El hombre se acuesta temprano. No puede conciliar el sueño. Da vueltas, como es lógico, en la cama. Se enreda entre las sábanas. Enciende un cigarrillo. Lee un poco. Vuelve a apagar la luz. Pero no puede dormir. A las tres de la madrugada se levanta. Despierta al amigo de al lado y le confía que no puede dormir. Le pide consejo. El amigo le aconseja que haga un pequeño paseo a fin de cansarse un poco. Que enseguida tome una taza de tilo y que apague la luz. Hace todo esto pero no logra dormir. Se vuelve a levantar. Esta vez acude al médico. Como siempre sucede, el médico habla mucho pero el hombre no se duerme. A las seis de la mañana carga un revólver y se levanta la tapa de los sesos. El hombre está muerto pero no ha podido quedarse dormido. El insomnio es una cosa muy persistente.

La muErtE dE Las avEs

De la reciente hecatombe de las aves existen dos versiones: una, la del suicidio en masa; la otra, la súbita rarefacción de la atmósfera. La primera versión es insostenible. Que todas las aves —del cóndor al colibrí— levantaran el vuelo —con las consiguientes diferencias de altura— a la misma hora —las doce meridiano—, deja ver dos cosas; o bien obedecieron a una intimación, o bien tomaron el acuerdo de cernirse en los aires para precipitarse en tierra. La lógica más elemental nos advierte que no está en poder del hombre obrar tal intimación; en cuanto a las aves, dotarlas de razón es todo un desatino de la razón. La segunda versión tendrá que ser desechada. De haber estado rarificada la atmósfera, habrían muerto sólo las aves que volaban en ese momento. Todavía hay una tercera versión, pero tan falaz que no resiste el análisis; una epizootia, de origen desconocido, las habría hecho más pesadas que el aire. Toda versión es inefable y todo hecho es tangible. En el escoliasta hay un eterno aspirante a demiurgo.
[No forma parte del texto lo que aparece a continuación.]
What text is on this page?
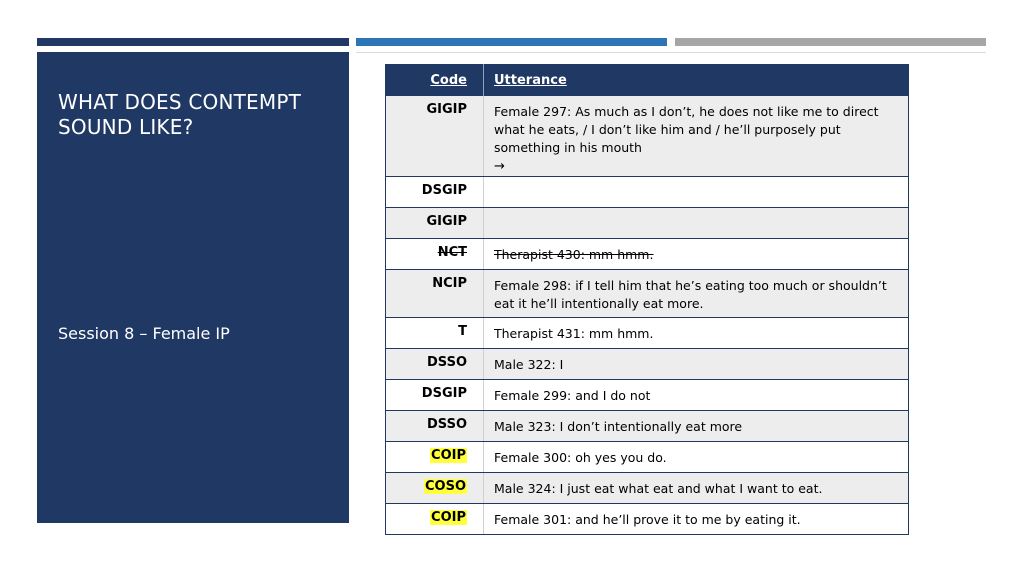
WHAT DOES CONTEMPT SOUND LIKE?
Session 8 – Female IP
Code	Utterance
GIGIP	Female 297: As much as I don’t, he does not like me to direct what he eats, / I don’t like him and / he’ll purposely put something in his mouth
→
DSGIP	
GIGIP	
NCT	Therapist 430: mm hmm.
NCIP	Female 298: if I tell him that he’s eating too much or shouldn’t eat it he’ll intentionally eat more.
T	Therapist 431: mm hmm.
DSSO	Male 322: I
DSGIP	Female 299: and I do not
DSSO	Male 323: I don’t intentionally eat more
COIP	Female 300: oh yes you do.
COSO	Male 324: I just eat what eat and what I want to eat.
COIP	Female 301: and he’ll prove it to me by eating it.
Su soberbia es castigada con la tautología. El único modo de escapar al hecho ineluctable de la muerte en masa de las aves, sería imaginar que hemos presenciado la hecatombe durante un sueño. Pero no nos sería dable interpretarlo, puesto que no sería un sueño verdadero. Sólo nos queda el hecho consumado. Con nuestros ojos las miramos muertas sobre la tierra. Más que el terror que nos procura la hecatombe, nos llena de pavor la imposibilidad de hallar una explicación a tan monstruoso hecho. Nuestros pies se enredan entre el abatido plumaje de tantos millones de aves. De pronto todas ellas, como en un crepitar de llamas, levantan el vuelo. La ficción del escritor, al borrar el hecho, les devuelve la vida. Y sólo con la muerte de la literatura volverían a caer abatidas en tierra.